Venue disputed for talks on Iran's nuclear program

Posted: March 27, 2012

VIENNA, Austria - Iran and six world powers have agreed to meet April 13 for new talks about Tehran's nuclear program, but the failure of previous meetings and disputes over what should be discussed are keeping them from choosing a venue, diplomats told the Associated Press on Monday.

No formal announcement about a date and venue for the talks has been made. Michael Mann, a spokesman for European Union foreign affairs chief Catherine Ashton, insisted in Brussels, Belgium, that even the date was not yet fixed.

But three diplomats from Western nations accredited to the International Atomic Energy Agency said that the starting date was set and that they expected the dispute over the venue to be resolved in time.

The bickering between Iran and the world powers over a site after days of talks appeared to reflect the deep differences that have doomed previous meetings, during which Iran has refused to even discuss international demands that it curb nuclear activities that could be used as part of a weapons program.

The main issue remains uranium enrichment.

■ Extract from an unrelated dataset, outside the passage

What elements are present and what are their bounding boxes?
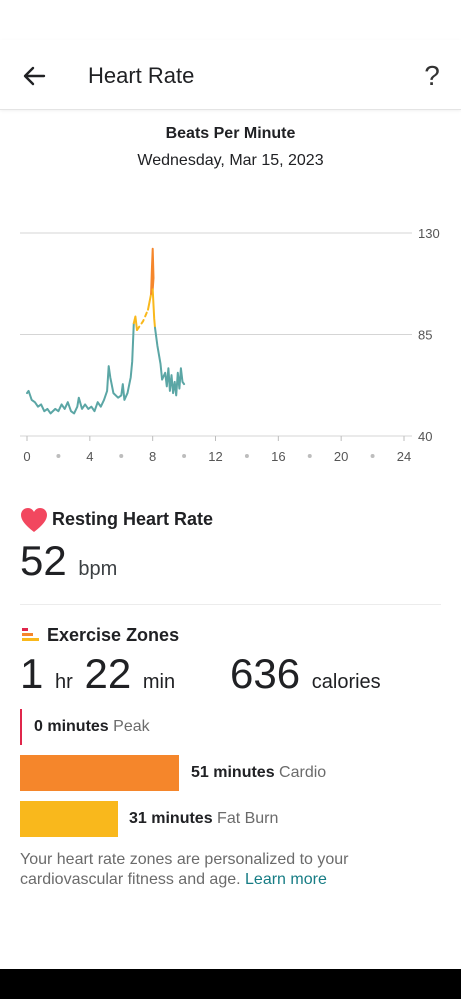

Iran says the expansion of its enrichment program is meant only to provide nuclear fuel, denies any interest in developing an atomic bomb, and says the right of countries to enrich nuclear power is enshrined in the Nonproliferation Treaty. But the United States and others say Iran's nuclear record causes concern.

The United States and its Western allies have agreed on sanctions designed to add weight to U.N. penalties on Iran because of its enrichment program, while attempting to persuade Israel there is no need now to attack Iran's nuclear facilities.

At a nuclear security summit in Seoul, South Korea, President Obama urged Iran on Monday to heed U.N. Security Council demands on an enrichment freeze.

Regarding the location of the April 13 talks, Iran favors Istanbul, Turkey. But because the last talks there failed, the six powers involved - the United States, Britain, France, Germany, Russia, and China - oppose that venue, said the three diplomats, who spoke on condition of anonymity. Another possible venue, Vienna, is opposed by Iran because it is the home of the IAEA, the U.N. monitor overseeing Tehran's nuclear activities, the diplomats said.